After several questions the dreamers are awakened. And they are asked to describe their dreams. Some remembered the researchers' questions as part of their dreams. A dreamer reports math questions coming from a car radio.
Another said he was at a party when the researcher was questioning him. And he felt as if someone were asking him, 'Can he speak Spanish?'
"This experiment provides a better way to study dreams," said lead author Karen Concoli, a neuroscientist at Northwestern University. "Previously, everything we knew about dreams was based on the dreamer's own account of it after waking up, and that account has the potential to be inaccurate, false, or distorted." can be used. This technique involves communicating with someone while they are asleep, influencing their dreams, or controlling the nature of their dreams, so that they can fight their trauma, anxiety and depression and heal.
"Talking" in dreams while sleeping can help dreamers solve problems, learn new skills, or even come up with creative ideas, Baird said. Dreaming is a very helpful state for creativity. Because when dreaming, people's thoughts do not really have any rein or control. As a result, people can easily get creative ideas in their dreams.”
Michelle Carr, a neuroscientist at the University of Rochester, says she is very interested in the future use of dreams in medical science. However, he insists, the details the person gives about the dream after the dream cannot be completely ignored. Because when one is in a dream one's ability to report is quite limited.”

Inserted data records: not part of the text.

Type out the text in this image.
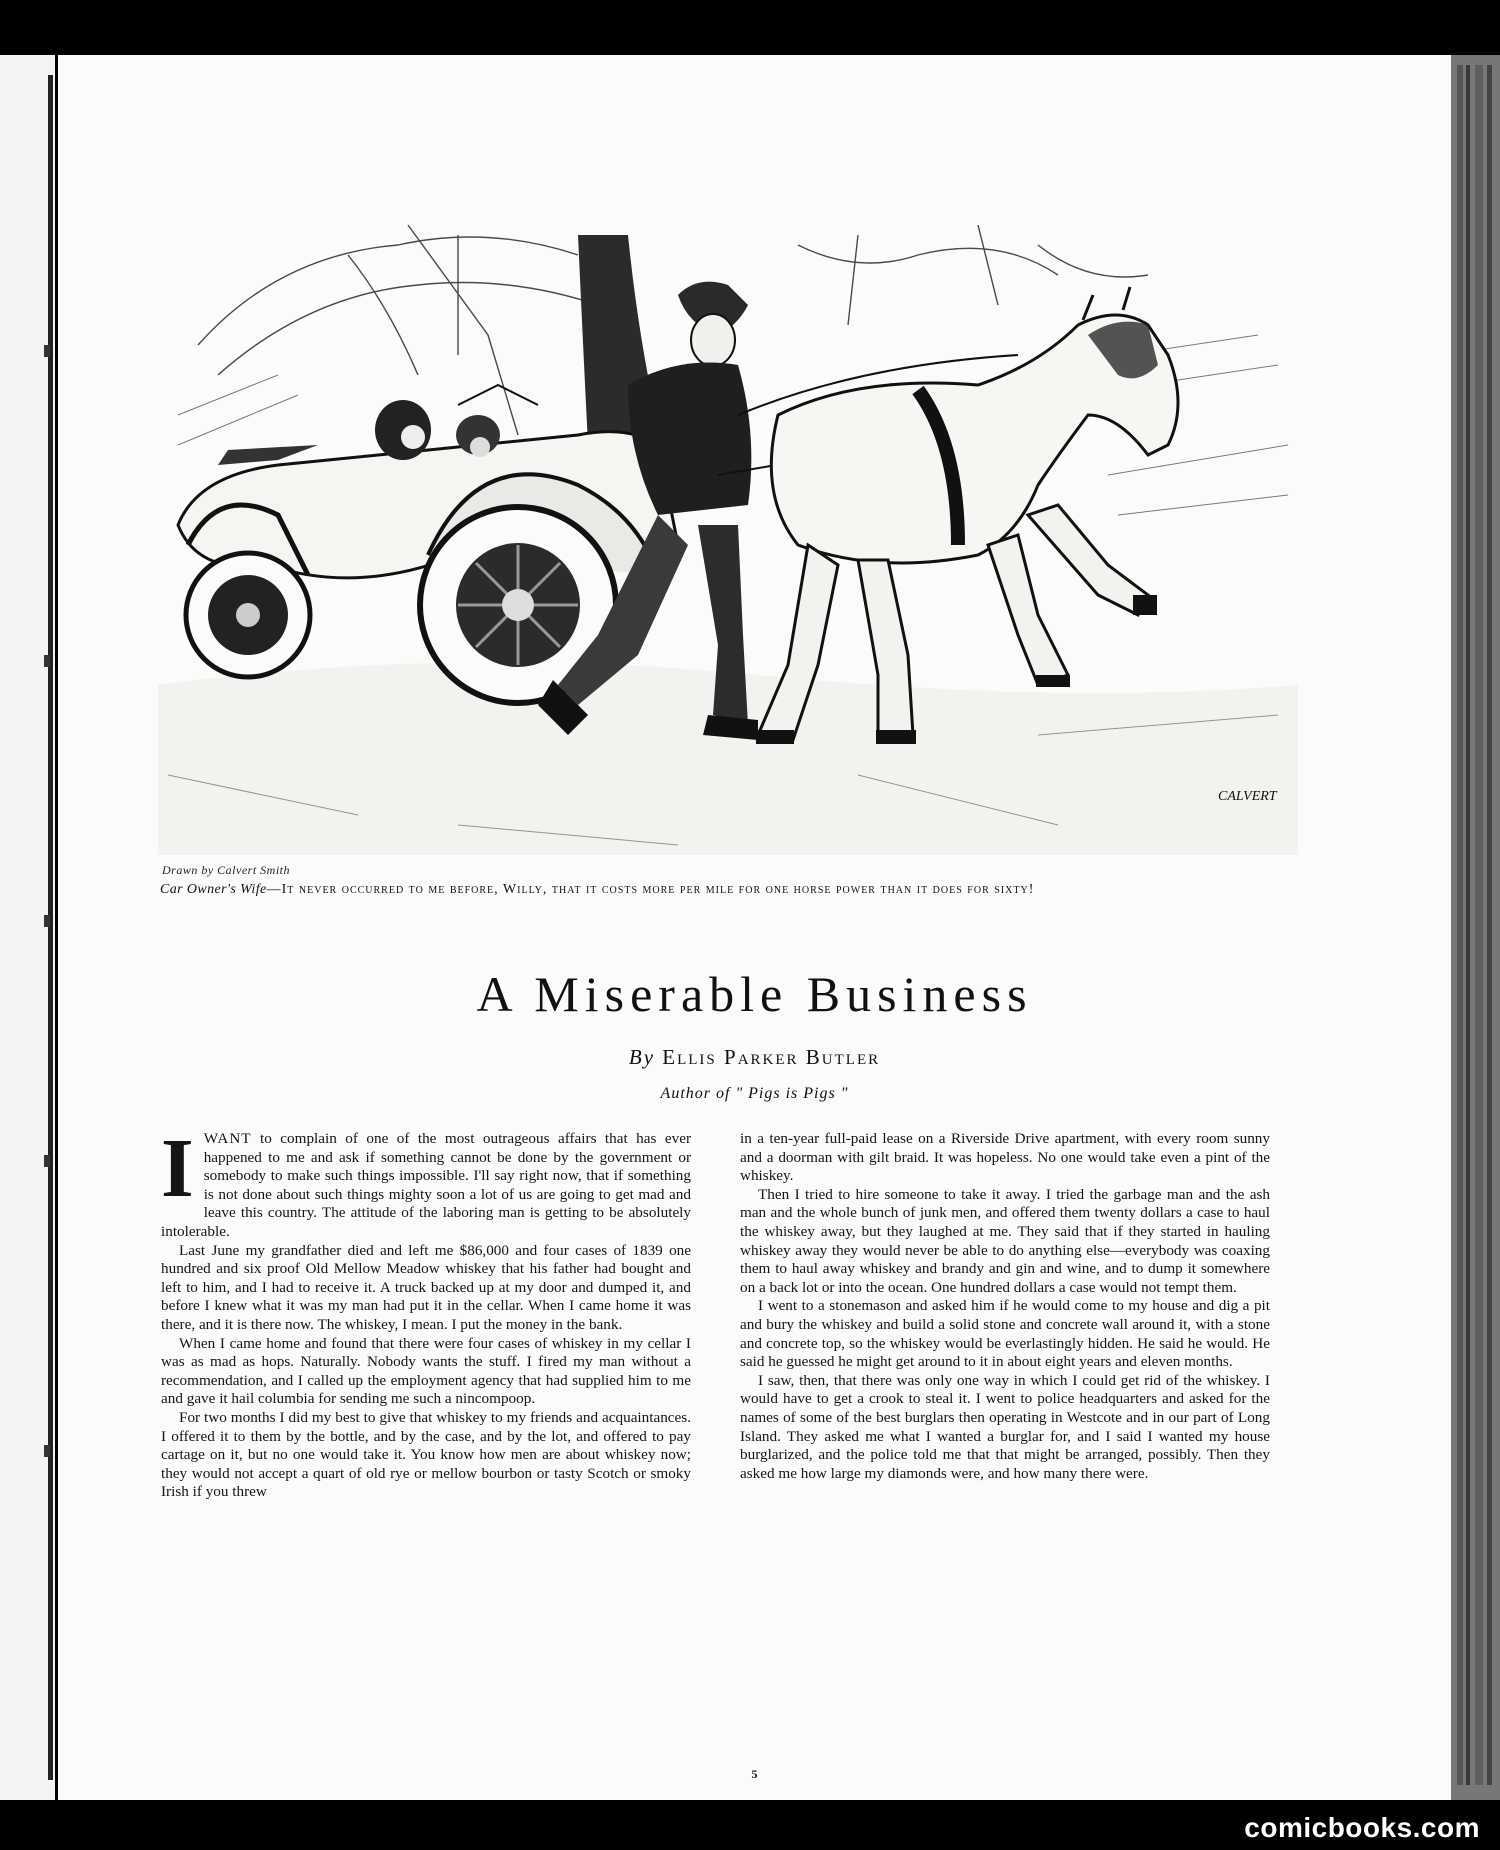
CALVERT
Drawn by Calvert Smith
Car Owner's Wife—It never occurred to me before, Willy, that it costs more per mile for one horse power than it does for sixty!
A Miserable Business
By Ellis Parker Butler
Author of " Pigs is Pigs "

IWANT to complain of one of the most outrageous affairs that has ever happened to me and ask if something cannot be done by the government or somebody to make such things impossible. I'll say right now, that if something is not done about such things mighty soon a lot of us are going to get mad and leave this country. The attitude of the laboring man is getting to be absolutely intolerable.

Last June my grandfather died and left me $86,000 and four cases of 1839 one hundred and six proof Old Mellow Meadow whiskey that his father had bought and left to him, and I had to receive it. A truck backed up at my door and dumped it, and before I knew what it was my man had put it in the cellar. When I came home it was there, and it is there now. The whiskey, I mean. I put the money in the bank.

When I came home and found that there were four cases of whiskey in my cellar I was as mad as hops. Naturally. Nobody wants the stuff. I fired my man without a recommendation, and I called up the employment agency that had supplied him to me and gave it hail columbia for sending me such a nincompoop.

For two months I did my best to give that whiskey to my friends and acquaintances. I offered it to them by the bottle, and by the case, and by the lot, and offered to pay cartage on it, but no one would take it. You know how men are about whiskey now; they would not accept a quart of old rye or mellow bourbon or tasty Scotch or smoky Irish if you threw

in a ten-year full-paid lease on a Riverside Drive apartment, with every room sunny and a doorman with gilt braid. It was hopeless. No one would take even a pint of the whiskey.

Then I tried to hire someone to take it away. I tried the garbage man and the ash man and the whole bunch of junk men, and offered them twenty dollars a case to haul the whiskey away, but they laughed at me. They said that if they started in hauling whiskey away they would never be able to do anything else—everybody was coaxing them to haul away whiskey and brandy and gin and wine, and to dump it somewhere on a back lot or into the ocean. One hundred dollars a case would not tempt them.

I went to a stonemason and asked him if he would come to my house and dig a pit and bury the whiskey and build a solid stone and concrete wall around it, with a stone and concrete top, so the whiskey would be everlastingly hidden. He said he would. He said he guessed he might get around to it in about eight years and eleven months.

I saw, then, that there was only one way in which I could get rid of the whiskey. I would have to get a crook to steal it. I went to police headquarters and asked for the names of some of the best burglars then operating in Westcote and in our part of Long Island. They asked me what I wanted a burglar for, and I said I wanted my house burglarized, and the police told me that that might be arranged, possibly. Then they asked me how large my diamonds were, and how many there were.

5
comicbooks.com
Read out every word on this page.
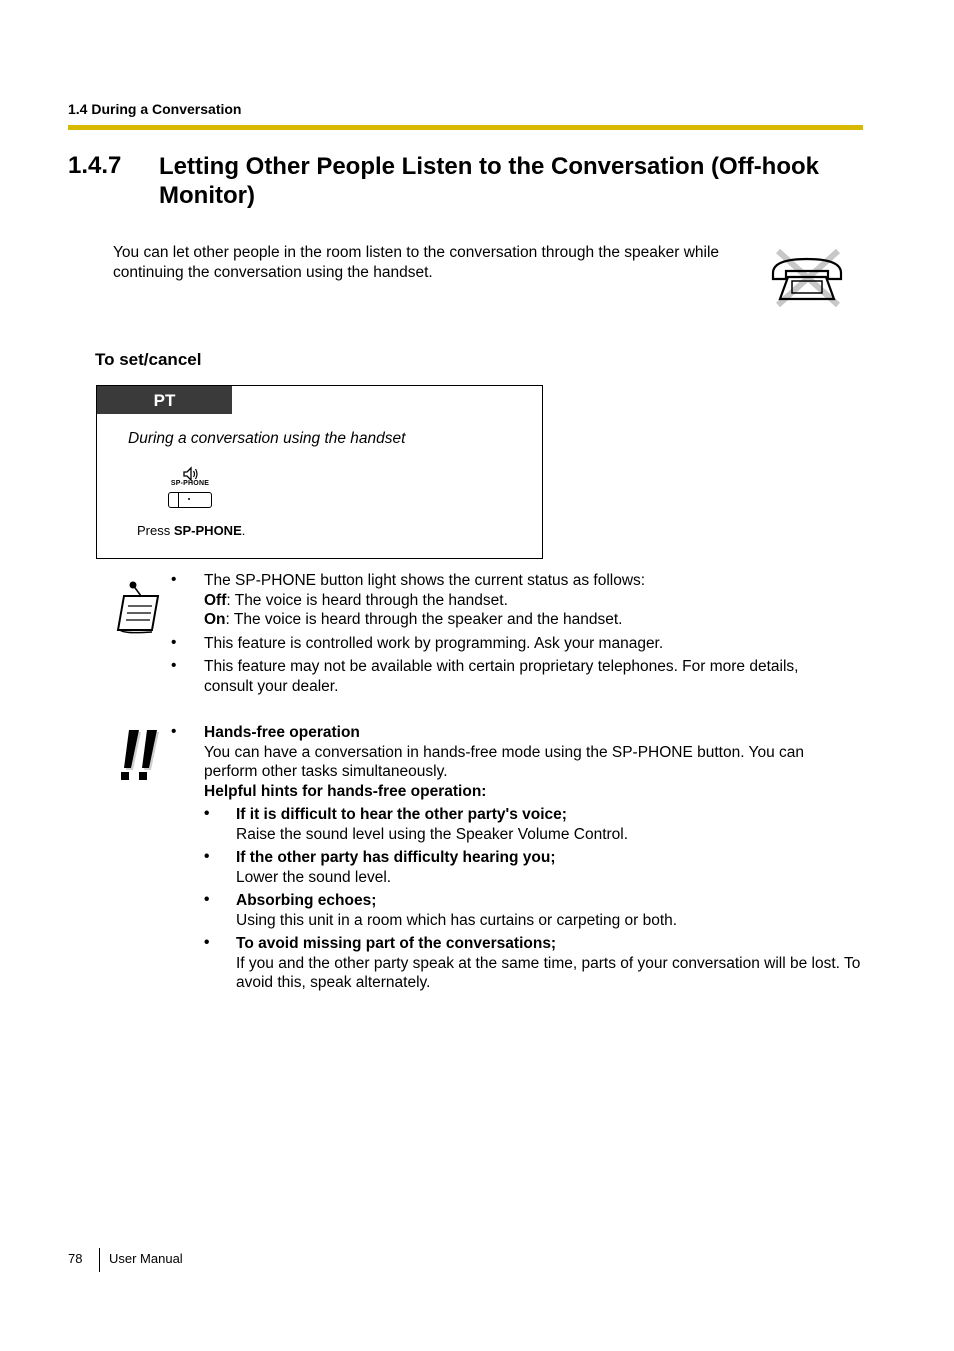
1.4 During a Conversation
1.4.7 Letting Other People Listen to the Conversation (Off-hook Monitor)
You can let other people in the room listen to the conversation through the speaker while continuing the conversation using the handset.
To set/cancel
PT
During a conversation using the handset
SP-PHONE
Press SP-PHONE.
• The SP-PHONE button light shows the current status as follows:
Off: The voice is heard through the handset.
On: The voice is heard through the speaker and the handset.
• This feature is controlled work by programming. Ask your manager.
• This feature may not be available with certain proprietary telephones. For more details, consult your dealer.
• Hands-free operation
You can have a conversation in hands-free mode using the SP-PHONE button. You can perform other tasks simultaneously.
Helpful hints for hands-free operation:
• If it is difficult to hear the other party's voice;
Raise the sound level using the Speaker Volume Control.
• If the other party has difficulty hearing you;
Lower the sound level.
• Absorbing echoes;
Using this unit in a room which has curtains or carpeting or both.
• To avoid missing part of the conversations;
If you and the other party speak at the same time, parts of your conversation will be lost. To avoid this, speak alternately.
78 User Manual
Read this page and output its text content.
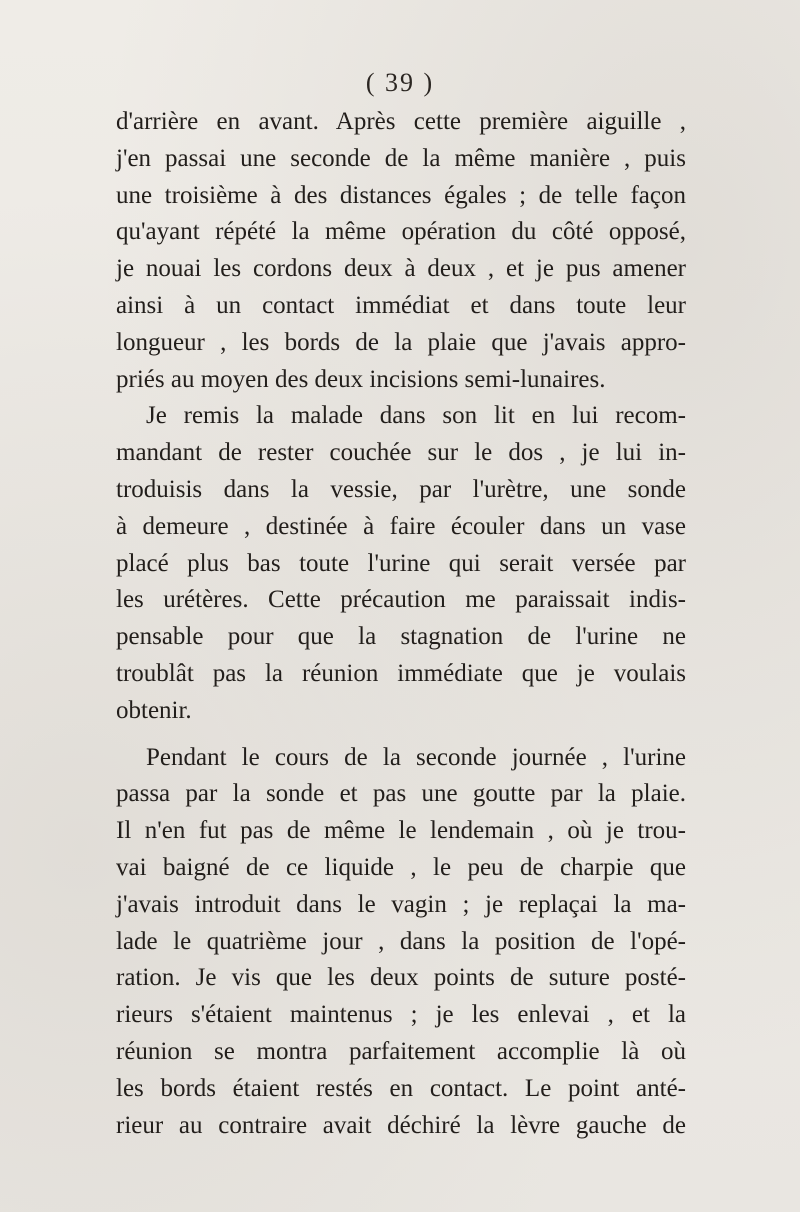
( 39 )
d'arrière en avant. Après cette première aiguille ,
j'en passai une seconde de la même manière , puis
une troisième à des distances égales ; de telle façon
qu'ayant répété la même opération du côté opposé,
je nouai les cordons deux à deux , et je pus amener
ainsi à un contact immédiat et dans toute leur
longueur , les bords de la plaie que j'avais appro-
priés au moyen des deux incisions semi-lunaires.
Je remis la malade dans son lit en lui recom-
mandant de rester couchée sur le dos , je lui in-
troduisis dans la vessie, par l'urètre, une sonde
à demeure , destinée à faire écouler dans un vase
placé plus bas toute l'urine qui serait versée par
les urétères. Cette précaution me paraissait indis-
pensable pour que la stagnation de l'urine ne
troublât pas la réunion immédiate que je voulais
obtenir.
Pendant le cours de la seconde journée , l'urine
passa par la sonde et pas une goutte par la plaie.
Il n'en fut pas de même le lendemain , où je trou-
vai baigné de ce liquide , le peu de charpie que
j'avais introduit dans le vagin ; je replaçai la ma-
lade le quatrième jour , dans la position de l'opé-
ration. Je vis que les deux points de suture posté-
rieurs s'étaient maintenus ; je les enlevai , et la
réunion se montra parfaitement accomplie là où
les bords étaient restés en contact. Le point anté-
rieur au contraire avait déchiré la lèvre gauche de
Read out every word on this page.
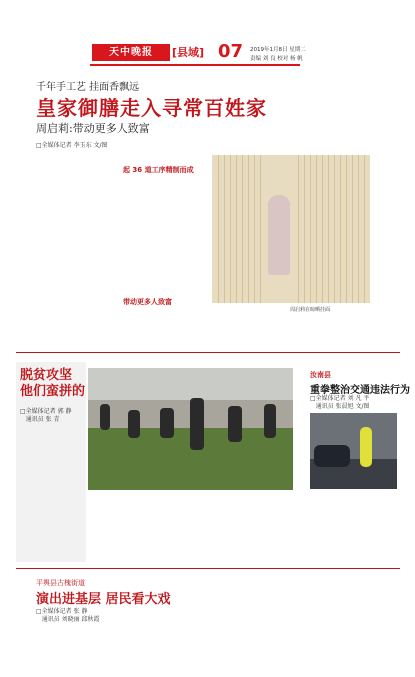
天中晚报	[县域] 07 2019年1月8日 星期二
责编 刘 良 校对 杨 帆
千年手工艺 挂面香飘远
皇家御膳走入寻常百姓家
周启莉:带动更多人致富
□全媒体记者 李玉东 文/图
起 36 道工序精制而成
带动更多人致富
周启莉在晾晒挂面
脱贫攻坚
他们蛮拼的
□全媒体记者 郭 静
通讯员 张 青
汝南县
重拳整治交通违法行为
□全媒体记者 刘 凡 平
通讯员 张晨旭 文/图
平舆县古槐街道
演出进基层 居民看大戏
□全媒体记者 张 静
通讯员 刘晓丽 邱秋霞
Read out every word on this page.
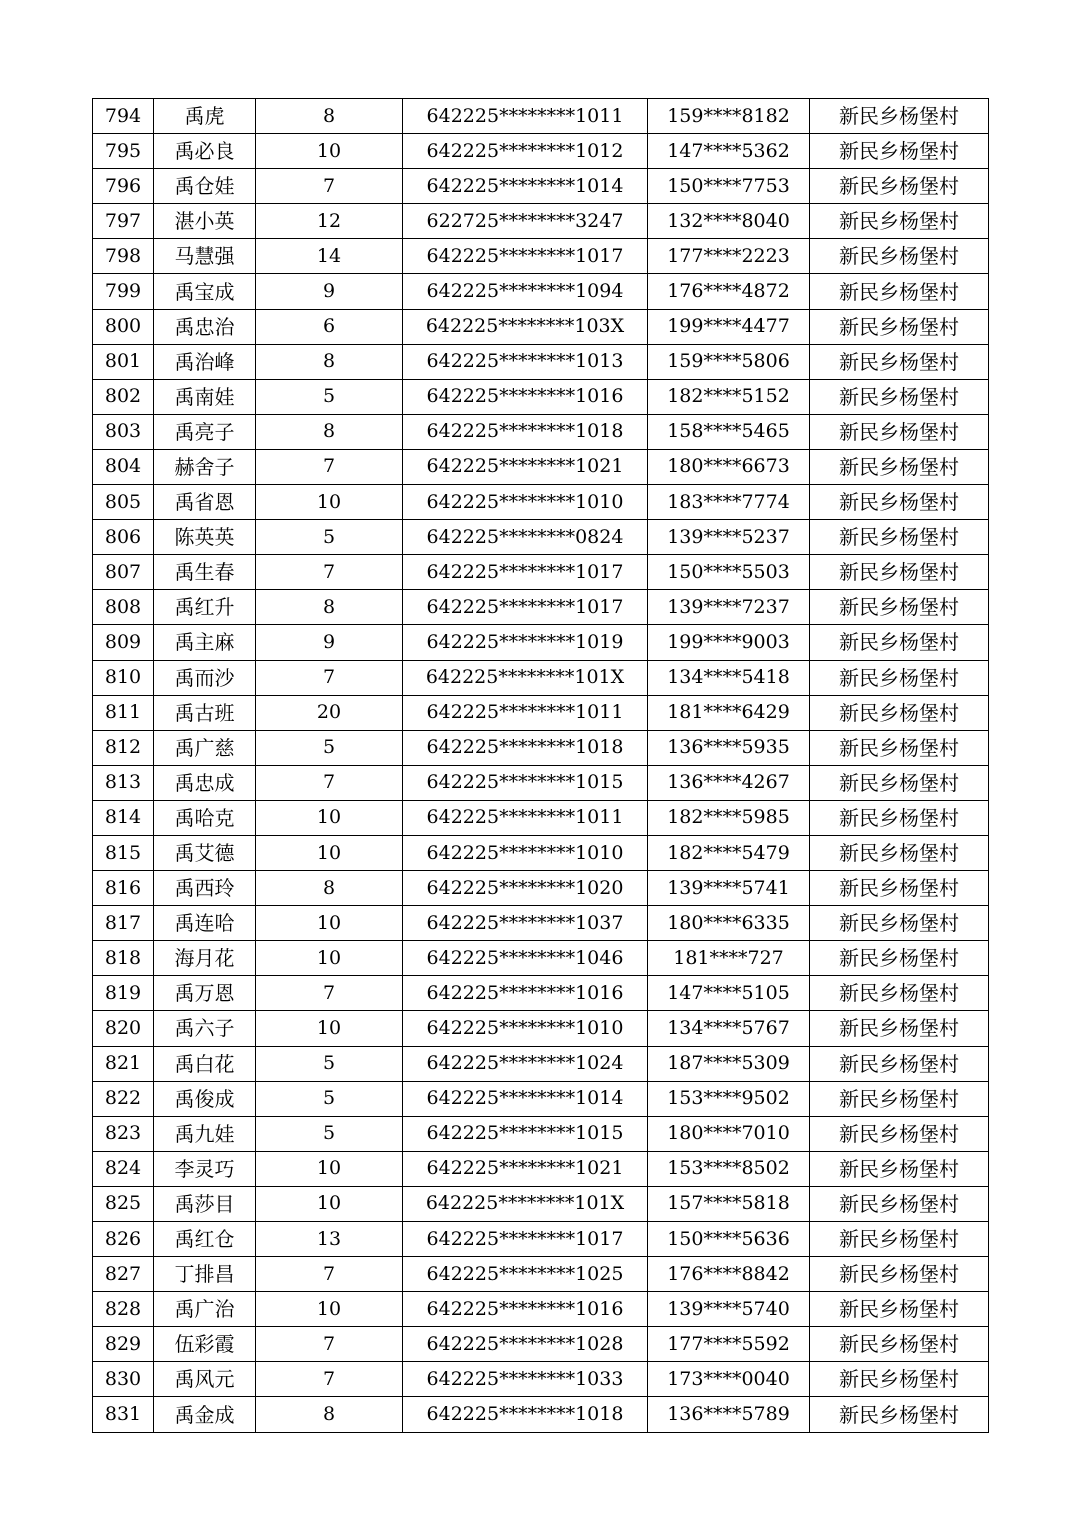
794	禹虎	8	642225********1011	159****8182	新民乡杨堡村
795	禹必良	10	642225********1012	147****5362	新民乡杨堡村
796	禹仓娃	7	642225********1014	150****7753	新民乡杨堡村
797	湛小英	12	622725********3247	132****8040	新民乡杨堡村
798	马慧强	14	642225********1017	177****2223	新民乡杨堡村
799	禹宝成	9	642225********1094	176****4872	新民乡杨堡村
800	禹忠治	6	642225********103X	199****4477	新民乡杨堡村
801	禹治峰	8	642225********1013	159****5806	新民乡杨堡村
802	禹南娃	5	642225********1016	182****5152	新民乡杨堡村
803	禹亮子	8	642225********1018	158****5465	新民乡杨堡村
804	赫舍子	7	642225********1021	180****6673	新民乡杨堡村
805	禹省恩	10	642225********1010	183****7774	新民乡杨堡村
806	陈英英	5	642225********0824	139****5237	新民乡杨堡村
807	禹生春	7	642225********1017	150****5503	新民乡杨堡村
808	禹红升	8	642225********1017	139****7237	新民乡杨堡村
809	禹主麻	9	642225********1019	199****9003	新民乡杨堡村
810	禹而沙	7	642225********101X	134****5418	新民乡杨堡村
811	禹古班	20	642225********1011	181****6429	新民乡杨堡村
812	禹广慈	5	642225********1018	136****5935	新民乡杨堡村
813	禹忠成	7	642225********1015	136****4267	新民乡杨堡村
814	禹哈克	10	642225********1011	182****5985	新民乡杨堡村
815	禹艾德	10	642225********1010	182****5479	新民乡杨堡村
816	禹西玲	8	642225********1020	139****5741	新民乡杨堡村
817	禹连哈	10	642225********1037	180****6335	新民乡杨堡村
818	海月花	10	642225********1046	181****727	新民乡杨堡村
819	禹万恩	7	642225********1016	147****5105	新民乡杨堡村
820	禹六子	10	642225********1010	134****5767	新民乡杨堡村
821	禹白花	5	642225********1024	187****5309	新民乡杨堡村
822	禹俊成	5	642225********1014	153****9502	新民乡杨堡村
823	禹九娃	5	642225********1015	180****7010	新民乡杨堡村
824	李灵巧	10	642225********1021	153****8502	新民乡杨堡村
825	禹莎目	10	642225********101X	157****5818	新民乡杨堡村
826	禹红仓	13	642225********1017	150****5636	新民乡杨堡村
827	丁排昌	7	642225********1025	176****8842	新民乡杨堡村
828	禹广治	10	642225********1016	139****5740	新民乡杨堡村
829	伍彩霞	7	642225********1028	177****5592	新民乡杨堡村
830	禹风元	7	642225********1033	173****0040	新民乡杨堡村
831	禹金成	8	642225********1018	136****5789	新民乡杨堡村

Ken Pauler, another neuroscientist at Northwestern University and co-author, said, “Getting inside someone's head while they are dreaming and changing their thoughts is still science fiction.
Still, he thinks the research is an important first step in communicating with people in their dreams. He compared this research to the first time in history talking on the telephone or the first conversation with an astronaut on another planet. "When people dream," he says, "they wander around in a world entirely made up of memories stored in their brains."
Researchers now seem to have found a way to communicate with humans by tapping into that dream world.”